In little time he acquires a virtuosity, a sureness of hand which soon takes him away from black and white to color, and, by the use of wax crayon an recourse to some forgotten proceedings, to those marvelous polychrome lithographs, inked on a single stone and realized in a single pulling, and of which the technical perfection is without rival.

Pursuing this ascetic effort his style a again refined. The continual stroke has now almost completely disappeared, replaced by brief spirals which instead of separating serve the function of liaison. The colors are transmitted from the light to the shade. An exquisite equilibrium is obtained between the colored shadows and the white of the light which assures their unity. The delicacy of the lithographs equals only the vigor of their construction an the science of drawing which remains within understanding and boldly triumphs without displaying itself.
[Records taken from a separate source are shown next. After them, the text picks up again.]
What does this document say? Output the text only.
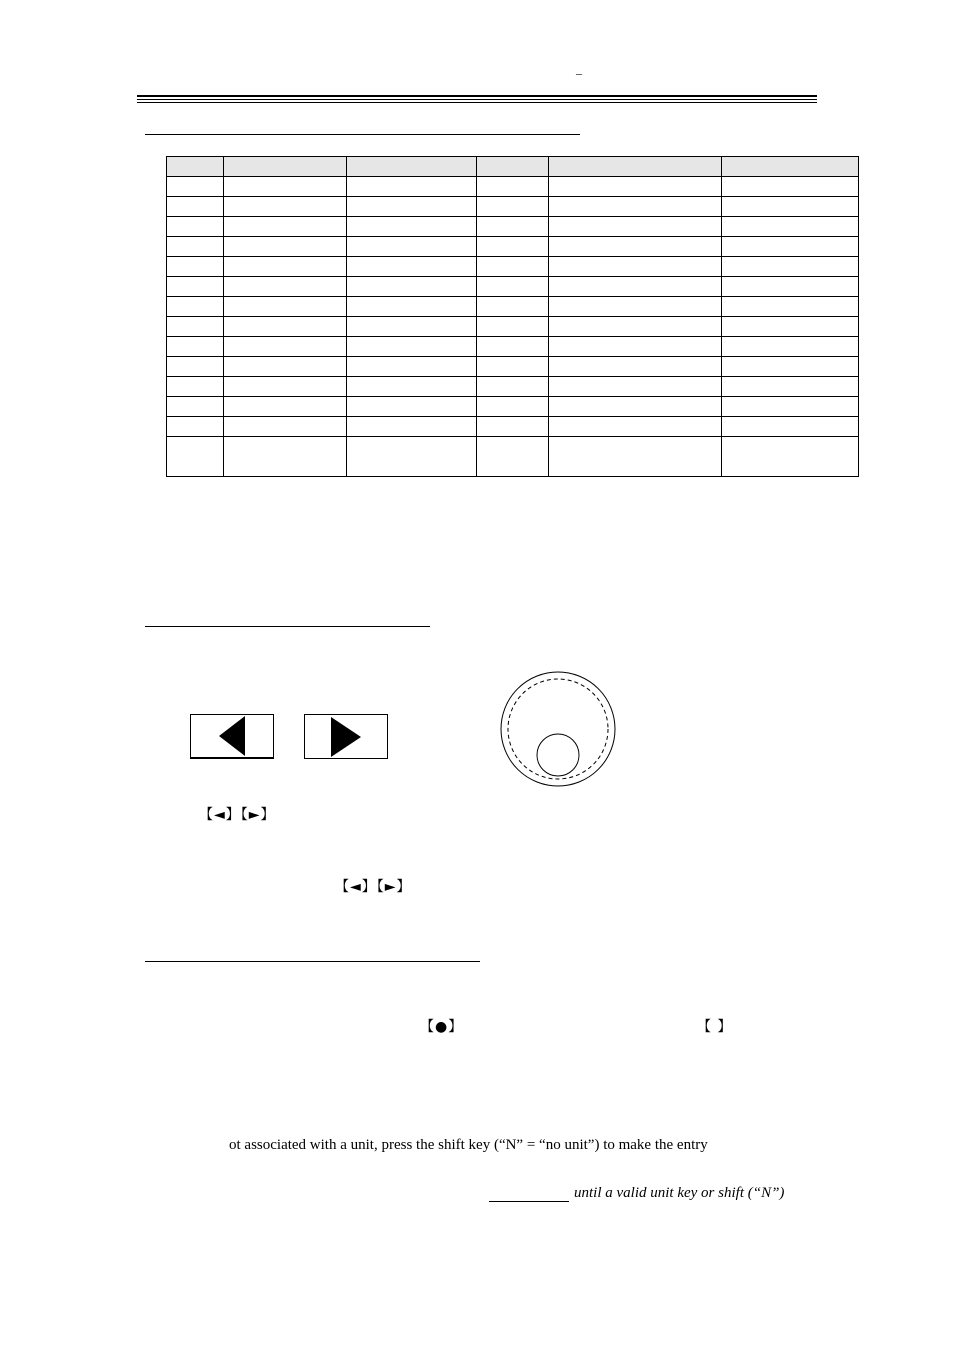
–

【◄】【►】
【◄】【►】
【●】	【 】
ot associated with a unit, press the shift key (“N” = “no unit”) to make the entry
until a valid unit key or shift (“N”)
Whatever their theme, gospel scenes, landscapes of Italy or Provence, they propose to us a universe of which the artist has taken possession by love and not by conquest; a universe which, seized in its changing movement, reveals to us its tieless mystery. If it were necessary to give a name to this art at once so fraternal and so exciting one could call it an essentialist art, and this term would draw more easily the attention of gapers always disconcerted before authentic originality.

It is true that Leo Marchuz worries little about schools and theories. If he frequents the philosopher, it is not to ask the way but only the explanation and the justification of the path he followed by his own motivation. His direction is without reproach commanded by an infallible guide, that of a profoundly pure artist’s conscience.

Marcel A. RUFF, in « L’Arc, cahiers méditérranéens », Number 3, Aix-en-Provence, July 1958.